In a similar vein, when progressives like Teddy Roosevelt aggressively sought to have the government intervene and break up monopolies, they were effectively siding with the interests of the market against the interests of business. In doing so, Republican Teddy Roosevelt was acting as a liberal.

Liberals in America

In modern America, the term ‘liberal’ has been most directly associated with the left and with the Democratic Party. This has been the case for a whole host of complicated reasons, but we should take a moment to recognize that it has happened in error. The Democratic Party has never been a liberal party; rather, it has always been a coalition-driven party. That has been both its major weakness and its major strength.

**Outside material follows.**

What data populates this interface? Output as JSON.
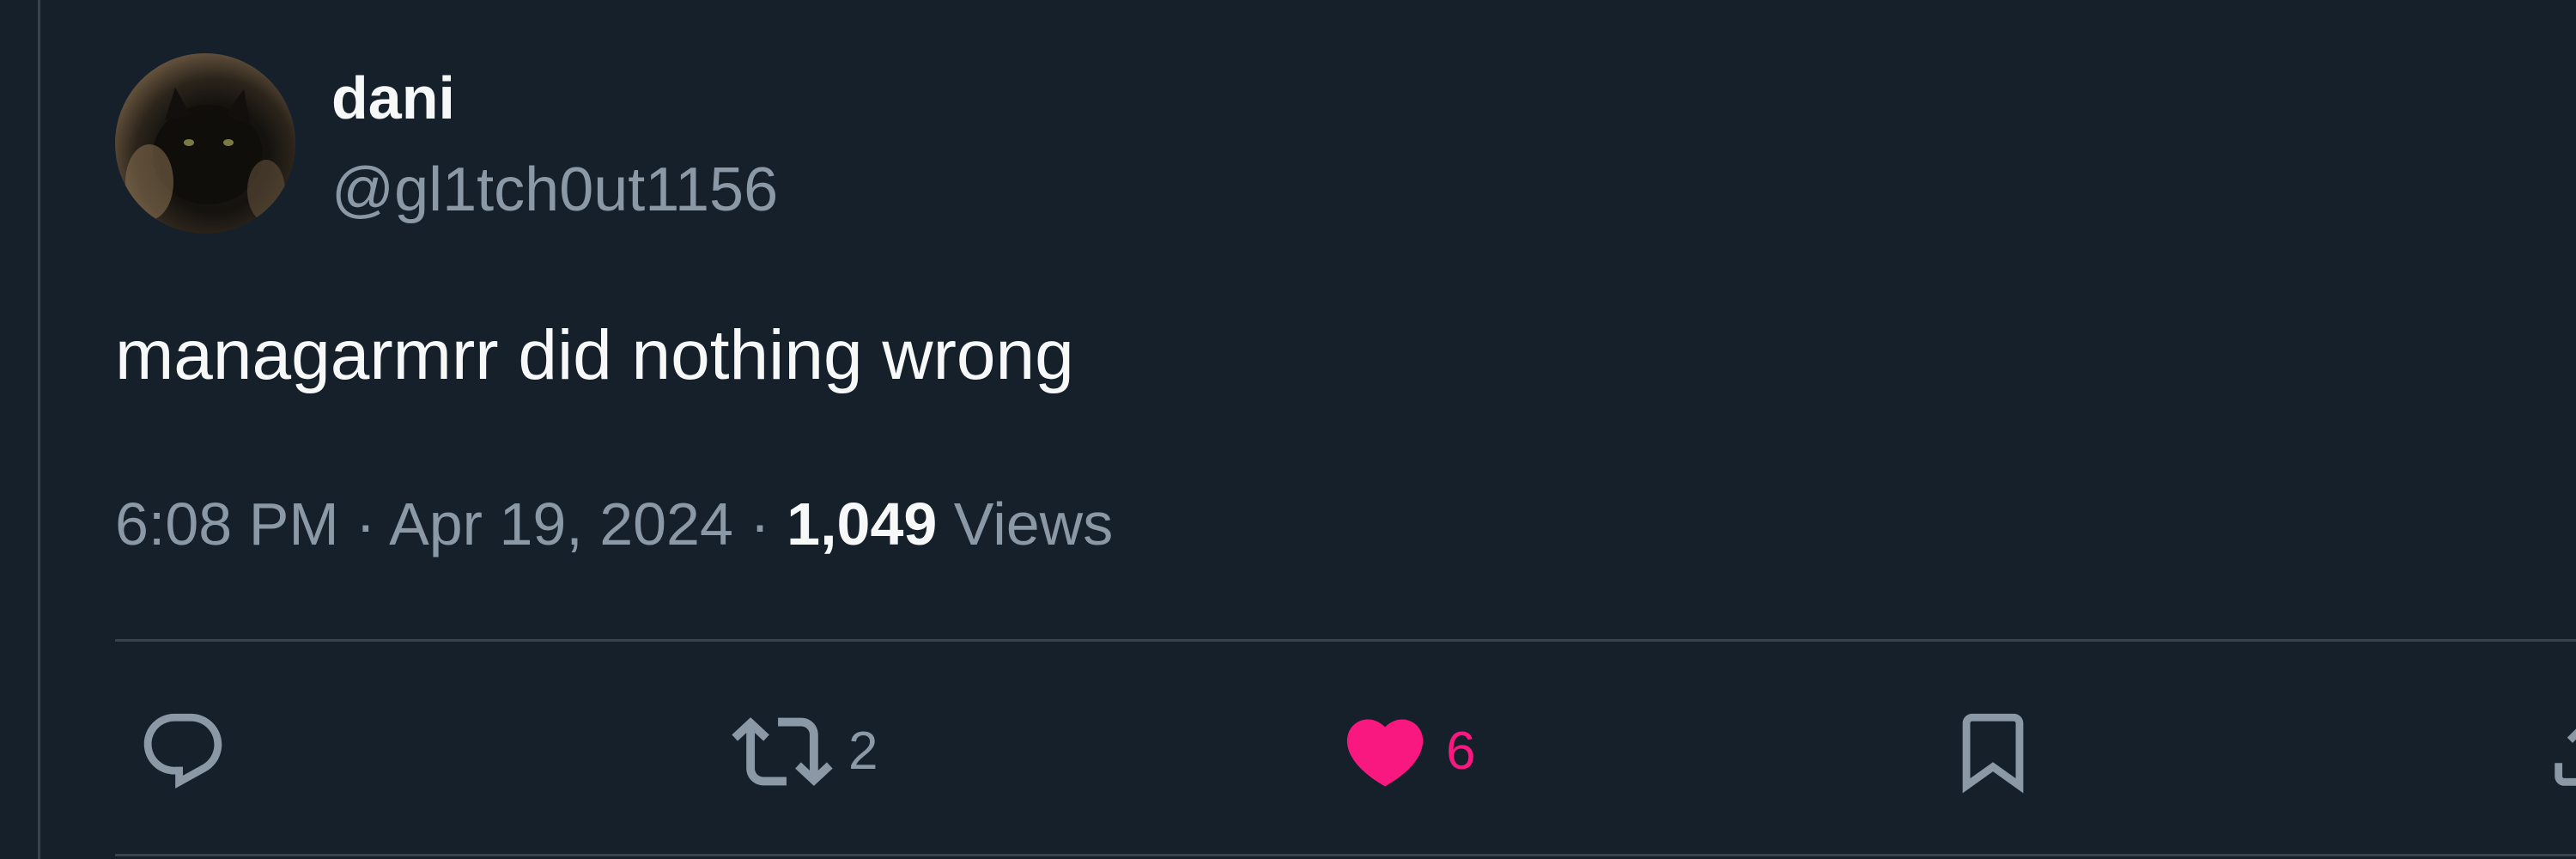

On the other hand, the Whig Party that Abraham Lincoln left in his youth was a largely a liberal party, as was the Republican Party that he helped bring to prominence. But that was a long time ago, and the GOP hasn’t been a liberal party since arguably well before World War II, and certainly not since Barry Goldwater ran for president in 1964. Today’s Republican Party is largely anti-market, pro-business, pro-wealth, and socially conservative.

Both Democrats and Republicans like to throw the words ‘liberal’ and ‘conservative’ around like they know what they’re talking about, and as if the public does too. And of course, in a very important sense, they’re right. Such code words serve as cognitive shortcuts about who we are, what we stand for, and who we stand against. What those words bear little resemblance to in today’s parlance, however, are their historical antecedents. Both the Republican Party and the Democratic Party are partly reformist and partly conservative; they just want to reform or conserve different things.

When Democrats promise not to touch social welfare programs, they’re espousing a deeply conservative position. When Republicans promise to abolish large swaths of the federal government, they stand firmly in the footsteps of the reform tradition – the same reform tradition that has always been opposed by conservative forces. Neither party can claim the mantle of ideological purity.

Libertarians & Social Justice

There’s one piece left to sort out of the puzzle – well, technically, two. Liberalism began with twin observations. First, that people cannot be free if their ability to better themselves, rule themselves, and associate with each other is impeded. Second, that people cannot be free if they are denied the tools to better themselves, tools like access to education and the basic necessities of life.

At first, those observations reinforced each other; with time they have come into tension and have seemed to settle onto different ends of the political spectrum. Libertarians, largely ensconced on the periphery of the Republican Party, emphasize the importance of self-determination, oftentimes in conflict with the GOP’s more general tendency towards social control. Alternatively, a vocal minority within the Democratic Party fights for issues that fall under the rubric of ‘social justice’, to which the rest of the party pays due but largely ineffective lip service.

Somewhere down the road there might be an opportunity for the liberals of the right and the liberals of the left to get together again – a bizarro-world alternative to our earlier imagining of a meeting between yesterday’s conservative paragon, Edmund Burke, and today’s voice in the wilderness, Ted Cruz.

But until that happens, America has no liberal party, few liberal candidates, and is much the worse for it.